Pour l'année 2024, le taux de majoration de 1,775 % est augmenté d'une unité supplémentaire de 0,015% par année d'âge et d'une unité supplémentaire de 0,015 % par année d'assurance. Toutefois, ce taux ne peut pas dépasser 2,05%.

La pension minimum et maximum

Aucune pension de vieillesse ne peut être inférieure à 90% du montant de référence lorsque l'assuré a accompli un stage de 40 années (périodes d'assurance obligatoire, assurance continuée, assurance facultative ou périodes d'achat rétroactif, périodes complémentaires).

Si l'assuré n'a pas accompli le stage de 40 ans, mais justifie de 20 ans d'assurance au moins, la pension minimum se réduit d'un quarantième pour chaque année manquante.

La pension minimum mensuelle pour 40 années s’élève au 1er janvier 2024 à 2.244,82 EUR.

Lorsque la somme des majorations forfaitaires et des majorations proportionnelles reste inférieure au montant de la pension minimum garantie, l’assuré bénéficie d’un complément pour parfaire la différence.

Aucune pension personnelle ne peut être supérieure à 5/6 du quintuple du montant de référence de 2.085 euros à l’indice 100.

Lire plus : Pension minimum et maximum

Pour l’examen du stage de pension minimum ne sont pas seulement mises en compte les périodes d’assurance obligatoires, continués, facultatives et d’achat rétroactif, mais également les périodes complémentaires.

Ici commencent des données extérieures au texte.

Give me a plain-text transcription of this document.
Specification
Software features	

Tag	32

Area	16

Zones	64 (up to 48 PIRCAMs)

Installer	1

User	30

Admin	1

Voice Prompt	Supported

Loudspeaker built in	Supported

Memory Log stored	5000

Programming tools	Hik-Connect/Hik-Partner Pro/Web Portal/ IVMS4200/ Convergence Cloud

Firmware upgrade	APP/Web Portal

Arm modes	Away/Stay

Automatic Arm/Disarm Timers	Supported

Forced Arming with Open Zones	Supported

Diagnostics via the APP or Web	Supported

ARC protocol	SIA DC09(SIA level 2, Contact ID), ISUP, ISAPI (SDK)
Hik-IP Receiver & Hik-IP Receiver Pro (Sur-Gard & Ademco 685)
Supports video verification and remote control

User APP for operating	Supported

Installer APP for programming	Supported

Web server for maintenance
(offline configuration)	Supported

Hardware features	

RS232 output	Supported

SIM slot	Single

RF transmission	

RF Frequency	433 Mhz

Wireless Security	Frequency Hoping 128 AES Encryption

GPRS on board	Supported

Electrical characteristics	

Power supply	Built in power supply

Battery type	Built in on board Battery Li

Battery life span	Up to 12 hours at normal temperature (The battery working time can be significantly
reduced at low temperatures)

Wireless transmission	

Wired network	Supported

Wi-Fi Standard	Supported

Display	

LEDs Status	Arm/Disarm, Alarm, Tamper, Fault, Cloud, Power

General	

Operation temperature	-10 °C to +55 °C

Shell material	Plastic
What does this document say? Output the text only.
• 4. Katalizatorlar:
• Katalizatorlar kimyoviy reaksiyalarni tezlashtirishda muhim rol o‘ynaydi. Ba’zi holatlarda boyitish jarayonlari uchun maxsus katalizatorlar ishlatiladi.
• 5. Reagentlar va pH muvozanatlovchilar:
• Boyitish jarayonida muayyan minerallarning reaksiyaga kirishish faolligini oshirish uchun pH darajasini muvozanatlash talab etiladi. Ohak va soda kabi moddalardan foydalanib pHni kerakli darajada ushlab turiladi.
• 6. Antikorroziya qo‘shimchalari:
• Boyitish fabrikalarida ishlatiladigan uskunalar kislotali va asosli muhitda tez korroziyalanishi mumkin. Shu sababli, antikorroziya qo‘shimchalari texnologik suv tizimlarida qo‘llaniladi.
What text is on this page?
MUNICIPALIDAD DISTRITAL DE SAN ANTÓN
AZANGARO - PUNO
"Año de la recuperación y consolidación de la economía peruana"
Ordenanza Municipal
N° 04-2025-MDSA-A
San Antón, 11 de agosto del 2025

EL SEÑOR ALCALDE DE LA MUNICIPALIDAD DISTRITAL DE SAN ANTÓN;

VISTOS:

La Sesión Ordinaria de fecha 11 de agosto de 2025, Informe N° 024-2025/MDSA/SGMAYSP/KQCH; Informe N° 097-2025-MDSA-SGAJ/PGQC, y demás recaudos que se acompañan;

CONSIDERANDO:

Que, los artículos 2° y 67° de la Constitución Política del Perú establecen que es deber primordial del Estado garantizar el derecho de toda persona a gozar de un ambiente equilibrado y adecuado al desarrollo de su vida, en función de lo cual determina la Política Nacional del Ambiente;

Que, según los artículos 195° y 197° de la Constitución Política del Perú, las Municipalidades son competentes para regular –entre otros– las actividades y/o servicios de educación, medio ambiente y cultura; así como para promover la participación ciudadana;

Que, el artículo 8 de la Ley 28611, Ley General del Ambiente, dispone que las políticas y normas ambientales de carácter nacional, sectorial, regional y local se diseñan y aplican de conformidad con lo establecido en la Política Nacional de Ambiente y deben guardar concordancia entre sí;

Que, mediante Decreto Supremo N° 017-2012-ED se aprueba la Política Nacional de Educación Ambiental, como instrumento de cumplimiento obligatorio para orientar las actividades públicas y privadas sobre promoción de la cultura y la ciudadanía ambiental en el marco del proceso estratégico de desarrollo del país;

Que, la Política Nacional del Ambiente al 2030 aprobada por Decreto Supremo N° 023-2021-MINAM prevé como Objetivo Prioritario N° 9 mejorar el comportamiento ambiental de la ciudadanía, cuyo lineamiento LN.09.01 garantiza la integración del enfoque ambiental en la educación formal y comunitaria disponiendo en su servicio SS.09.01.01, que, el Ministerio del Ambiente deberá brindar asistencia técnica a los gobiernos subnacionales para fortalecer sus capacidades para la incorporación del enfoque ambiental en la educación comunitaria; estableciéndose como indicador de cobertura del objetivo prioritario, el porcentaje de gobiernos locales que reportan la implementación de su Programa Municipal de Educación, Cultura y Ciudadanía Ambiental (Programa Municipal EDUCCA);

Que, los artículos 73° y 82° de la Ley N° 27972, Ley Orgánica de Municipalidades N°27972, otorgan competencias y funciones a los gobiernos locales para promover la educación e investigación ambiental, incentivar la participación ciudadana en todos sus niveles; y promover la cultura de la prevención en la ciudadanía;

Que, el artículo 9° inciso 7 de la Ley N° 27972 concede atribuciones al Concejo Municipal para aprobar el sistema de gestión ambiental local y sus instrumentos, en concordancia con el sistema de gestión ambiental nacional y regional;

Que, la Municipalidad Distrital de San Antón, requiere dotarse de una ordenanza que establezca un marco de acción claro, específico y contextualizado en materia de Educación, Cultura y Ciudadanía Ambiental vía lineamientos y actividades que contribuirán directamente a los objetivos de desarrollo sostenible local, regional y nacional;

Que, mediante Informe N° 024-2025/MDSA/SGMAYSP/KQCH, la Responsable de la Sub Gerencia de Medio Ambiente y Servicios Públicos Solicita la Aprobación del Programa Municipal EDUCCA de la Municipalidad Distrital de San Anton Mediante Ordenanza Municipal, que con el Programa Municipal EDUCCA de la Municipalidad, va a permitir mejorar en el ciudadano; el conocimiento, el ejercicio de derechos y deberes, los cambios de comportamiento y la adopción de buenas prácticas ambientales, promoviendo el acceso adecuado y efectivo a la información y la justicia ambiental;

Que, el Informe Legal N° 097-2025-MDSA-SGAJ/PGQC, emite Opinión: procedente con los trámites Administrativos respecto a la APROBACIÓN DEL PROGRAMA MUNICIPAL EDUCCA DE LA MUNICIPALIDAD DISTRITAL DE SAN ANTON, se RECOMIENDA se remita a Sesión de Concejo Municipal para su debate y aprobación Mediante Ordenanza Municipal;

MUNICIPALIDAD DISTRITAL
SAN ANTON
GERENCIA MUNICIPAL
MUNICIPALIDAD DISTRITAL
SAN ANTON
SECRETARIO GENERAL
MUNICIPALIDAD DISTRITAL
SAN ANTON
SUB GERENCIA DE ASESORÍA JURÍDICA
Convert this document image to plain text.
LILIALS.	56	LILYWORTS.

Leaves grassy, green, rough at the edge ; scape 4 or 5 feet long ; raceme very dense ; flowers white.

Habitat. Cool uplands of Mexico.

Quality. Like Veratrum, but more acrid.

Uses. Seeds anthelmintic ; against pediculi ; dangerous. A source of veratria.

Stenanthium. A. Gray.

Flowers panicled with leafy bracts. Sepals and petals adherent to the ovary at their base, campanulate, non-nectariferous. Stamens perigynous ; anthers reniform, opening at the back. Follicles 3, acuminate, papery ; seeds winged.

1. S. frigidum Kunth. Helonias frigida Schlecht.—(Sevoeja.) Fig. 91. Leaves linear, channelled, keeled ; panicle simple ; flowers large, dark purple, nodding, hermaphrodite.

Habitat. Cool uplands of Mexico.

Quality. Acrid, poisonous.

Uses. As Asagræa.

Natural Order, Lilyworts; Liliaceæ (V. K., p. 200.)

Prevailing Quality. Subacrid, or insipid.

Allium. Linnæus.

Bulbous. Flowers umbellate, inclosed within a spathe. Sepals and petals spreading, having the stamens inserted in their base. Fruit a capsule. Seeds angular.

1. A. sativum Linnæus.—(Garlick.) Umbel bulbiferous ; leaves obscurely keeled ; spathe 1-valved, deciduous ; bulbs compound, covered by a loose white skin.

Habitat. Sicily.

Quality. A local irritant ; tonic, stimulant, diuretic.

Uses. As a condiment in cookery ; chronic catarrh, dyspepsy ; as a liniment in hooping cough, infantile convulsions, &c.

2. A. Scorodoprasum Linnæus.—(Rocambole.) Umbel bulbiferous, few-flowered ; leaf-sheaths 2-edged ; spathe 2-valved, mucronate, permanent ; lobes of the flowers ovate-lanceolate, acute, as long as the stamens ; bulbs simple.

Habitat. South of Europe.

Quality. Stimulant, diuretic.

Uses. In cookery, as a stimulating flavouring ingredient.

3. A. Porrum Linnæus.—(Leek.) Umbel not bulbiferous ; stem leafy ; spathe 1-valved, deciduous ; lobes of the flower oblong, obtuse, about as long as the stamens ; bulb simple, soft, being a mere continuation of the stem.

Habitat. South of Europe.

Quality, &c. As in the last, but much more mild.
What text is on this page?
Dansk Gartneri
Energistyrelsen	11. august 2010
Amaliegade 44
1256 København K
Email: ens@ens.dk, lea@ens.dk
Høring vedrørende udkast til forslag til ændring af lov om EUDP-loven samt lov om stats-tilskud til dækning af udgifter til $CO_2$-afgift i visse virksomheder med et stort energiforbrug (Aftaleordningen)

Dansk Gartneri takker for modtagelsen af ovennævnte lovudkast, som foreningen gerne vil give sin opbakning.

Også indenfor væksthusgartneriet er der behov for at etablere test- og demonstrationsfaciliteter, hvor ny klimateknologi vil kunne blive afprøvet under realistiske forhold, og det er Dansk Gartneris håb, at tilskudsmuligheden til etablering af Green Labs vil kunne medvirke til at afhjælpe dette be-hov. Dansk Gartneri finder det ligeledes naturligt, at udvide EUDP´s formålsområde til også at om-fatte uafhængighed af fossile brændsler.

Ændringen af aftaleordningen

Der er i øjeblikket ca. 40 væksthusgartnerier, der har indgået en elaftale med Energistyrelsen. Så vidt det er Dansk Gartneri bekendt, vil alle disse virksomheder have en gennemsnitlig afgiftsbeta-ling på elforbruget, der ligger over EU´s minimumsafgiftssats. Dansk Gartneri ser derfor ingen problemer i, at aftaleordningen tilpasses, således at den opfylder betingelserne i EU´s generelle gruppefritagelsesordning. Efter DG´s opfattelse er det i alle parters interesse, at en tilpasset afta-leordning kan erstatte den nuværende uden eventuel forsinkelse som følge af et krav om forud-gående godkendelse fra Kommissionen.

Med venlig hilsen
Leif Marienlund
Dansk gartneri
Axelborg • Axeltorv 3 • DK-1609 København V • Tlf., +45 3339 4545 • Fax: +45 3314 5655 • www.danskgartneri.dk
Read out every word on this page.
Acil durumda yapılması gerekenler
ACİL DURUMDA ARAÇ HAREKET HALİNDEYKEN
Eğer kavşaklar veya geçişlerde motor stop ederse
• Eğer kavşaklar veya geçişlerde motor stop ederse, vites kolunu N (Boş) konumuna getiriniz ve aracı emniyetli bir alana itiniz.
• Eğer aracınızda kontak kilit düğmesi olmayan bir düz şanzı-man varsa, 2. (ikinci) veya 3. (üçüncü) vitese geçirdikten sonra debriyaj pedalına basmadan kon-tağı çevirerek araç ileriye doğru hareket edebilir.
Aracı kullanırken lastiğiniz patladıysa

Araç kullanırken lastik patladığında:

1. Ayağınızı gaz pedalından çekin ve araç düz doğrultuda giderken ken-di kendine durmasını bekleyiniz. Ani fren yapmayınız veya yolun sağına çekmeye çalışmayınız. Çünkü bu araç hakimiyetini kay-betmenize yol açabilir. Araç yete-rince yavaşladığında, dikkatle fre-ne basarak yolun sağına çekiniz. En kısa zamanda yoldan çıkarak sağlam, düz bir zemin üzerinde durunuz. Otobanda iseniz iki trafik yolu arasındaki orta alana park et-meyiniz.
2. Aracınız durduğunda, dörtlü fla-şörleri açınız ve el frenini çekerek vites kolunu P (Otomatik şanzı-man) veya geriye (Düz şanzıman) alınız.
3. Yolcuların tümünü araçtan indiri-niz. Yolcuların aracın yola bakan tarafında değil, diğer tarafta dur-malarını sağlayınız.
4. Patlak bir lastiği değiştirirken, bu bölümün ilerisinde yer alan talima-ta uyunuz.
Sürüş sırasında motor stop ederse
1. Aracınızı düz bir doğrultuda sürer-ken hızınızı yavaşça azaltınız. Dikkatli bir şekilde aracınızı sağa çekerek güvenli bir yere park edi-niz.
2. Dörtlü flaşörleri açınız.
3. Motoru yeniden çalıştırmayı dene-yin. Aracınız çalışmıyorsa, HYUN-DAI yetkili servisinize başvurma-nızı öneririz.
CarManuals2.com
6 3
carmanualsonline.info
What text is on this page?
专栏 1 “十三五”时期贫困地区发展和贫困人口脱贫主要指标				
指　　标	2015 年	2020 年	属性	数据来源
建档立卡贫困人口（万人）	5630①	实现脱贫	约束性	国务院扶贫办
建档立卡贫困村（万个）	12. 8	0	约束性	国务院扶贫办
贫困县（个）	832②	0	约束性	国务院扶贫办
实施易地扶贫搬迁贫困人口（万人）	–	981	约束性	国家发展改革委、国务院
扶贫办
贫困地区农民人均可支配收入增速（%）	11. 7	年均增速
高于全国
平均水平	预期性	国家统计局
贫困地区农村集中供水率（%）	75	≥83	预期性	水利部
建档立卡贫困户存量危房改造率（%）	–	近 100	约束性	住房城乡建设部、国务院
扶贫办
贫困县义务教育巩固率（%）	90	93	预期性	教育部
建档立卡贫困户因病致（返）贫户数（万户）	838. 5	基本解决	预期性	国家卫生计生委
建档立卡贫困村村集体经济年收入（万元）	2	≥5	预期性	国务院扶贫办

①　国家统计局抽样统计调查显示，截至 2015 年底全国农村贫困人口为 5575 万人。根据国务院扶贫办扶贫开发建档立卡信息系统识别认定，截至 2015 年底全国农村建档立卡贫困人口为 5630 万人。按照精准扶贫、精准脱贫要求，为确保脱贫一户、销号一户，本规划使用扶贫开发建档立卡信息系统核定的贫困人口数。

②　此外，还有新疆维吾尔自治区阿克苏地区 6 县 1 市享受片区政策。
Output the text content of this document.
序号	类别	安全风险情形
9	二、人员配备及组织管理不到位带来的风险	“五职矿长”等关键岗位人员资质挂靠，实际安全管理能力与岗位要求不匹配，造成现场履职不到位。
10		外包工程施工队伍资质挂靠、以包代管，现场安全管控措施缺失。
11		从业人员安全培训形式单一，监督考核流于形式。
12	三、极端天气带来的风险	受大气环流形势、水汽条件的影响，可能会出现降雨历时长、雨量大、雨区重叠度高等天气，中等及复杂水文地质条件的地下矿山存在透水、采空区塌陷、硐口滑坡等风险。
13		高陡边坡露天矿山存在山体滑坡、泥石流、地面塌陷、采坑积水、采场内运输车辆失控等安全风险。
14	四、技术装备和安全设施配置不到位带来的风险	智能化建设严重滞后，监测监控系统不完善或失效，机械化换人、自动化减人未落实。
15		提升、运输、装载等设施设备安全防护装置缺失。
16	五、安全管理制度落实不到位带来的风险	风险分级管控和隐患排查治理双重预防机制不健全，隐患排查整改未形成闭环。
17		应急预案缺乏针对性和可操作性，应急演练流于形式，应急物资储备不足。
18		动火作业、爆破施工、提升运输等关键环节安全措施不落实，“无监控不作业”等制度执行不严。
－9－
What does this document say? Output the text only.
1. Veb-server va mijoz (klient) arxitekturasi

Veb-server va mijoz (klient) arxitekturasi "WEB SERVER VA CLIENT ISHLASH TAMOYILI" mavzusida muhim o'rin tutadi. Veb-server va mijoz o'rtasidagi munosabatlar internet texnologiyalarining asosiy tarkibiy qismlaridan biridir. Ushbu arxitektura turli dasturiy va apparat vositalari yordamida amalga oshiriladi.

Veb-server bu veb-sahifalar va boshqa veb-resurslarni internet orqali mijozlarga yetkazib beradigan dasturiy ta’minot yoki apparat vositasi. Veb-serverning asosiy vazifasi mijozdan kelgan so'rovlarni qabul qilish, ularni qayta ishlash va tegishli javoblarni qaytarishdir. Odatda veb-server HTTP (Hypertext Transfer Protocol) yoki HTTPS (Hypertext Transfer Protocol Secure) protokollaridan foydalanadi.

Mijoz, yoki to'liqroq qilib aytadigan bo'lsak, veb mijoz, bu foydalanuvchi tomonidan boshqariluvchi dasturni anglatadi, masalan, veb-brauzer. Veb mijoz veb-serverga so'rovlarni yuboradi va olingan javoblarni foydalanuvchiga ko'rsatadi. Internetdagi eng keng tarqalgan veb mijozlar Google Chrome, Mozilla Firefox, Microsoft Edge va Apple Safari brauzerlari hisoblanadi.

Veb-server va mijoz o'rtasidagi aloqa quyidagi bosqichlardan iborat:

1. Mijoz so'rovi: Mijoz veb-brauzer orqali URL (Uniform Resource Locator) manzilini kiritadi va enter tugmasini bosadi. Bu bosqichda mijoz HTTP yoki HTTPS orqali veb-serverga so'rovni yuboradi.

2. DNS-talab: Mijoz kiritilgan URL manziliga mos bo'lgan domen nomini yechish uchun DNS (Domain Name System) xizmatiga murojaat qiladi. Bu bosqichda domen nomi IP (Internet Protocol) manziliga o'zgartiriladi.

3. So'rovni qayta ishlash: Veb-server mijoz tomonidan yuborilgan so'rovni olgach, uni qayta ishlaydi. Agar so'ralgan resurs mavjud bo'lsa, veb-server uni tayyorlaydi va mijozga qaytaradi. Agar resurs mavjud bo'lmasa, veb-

Dans le cas spécifique du calcul d’une pension de vieillesse ou de vieillesse anticipée, le différentiel entre le calcul théorique d’une pension minimum et le cumul des majorations forfaitaires et proportionnelles est désigné complément pension minimum.

Pension de vieillesse et activité professionnelle

Le bénéficiaire d'une pension de vieillesse peut exercer une activité professionnelle, salariée ou non salariée, sans conséquence sur le montant brut de sa pension.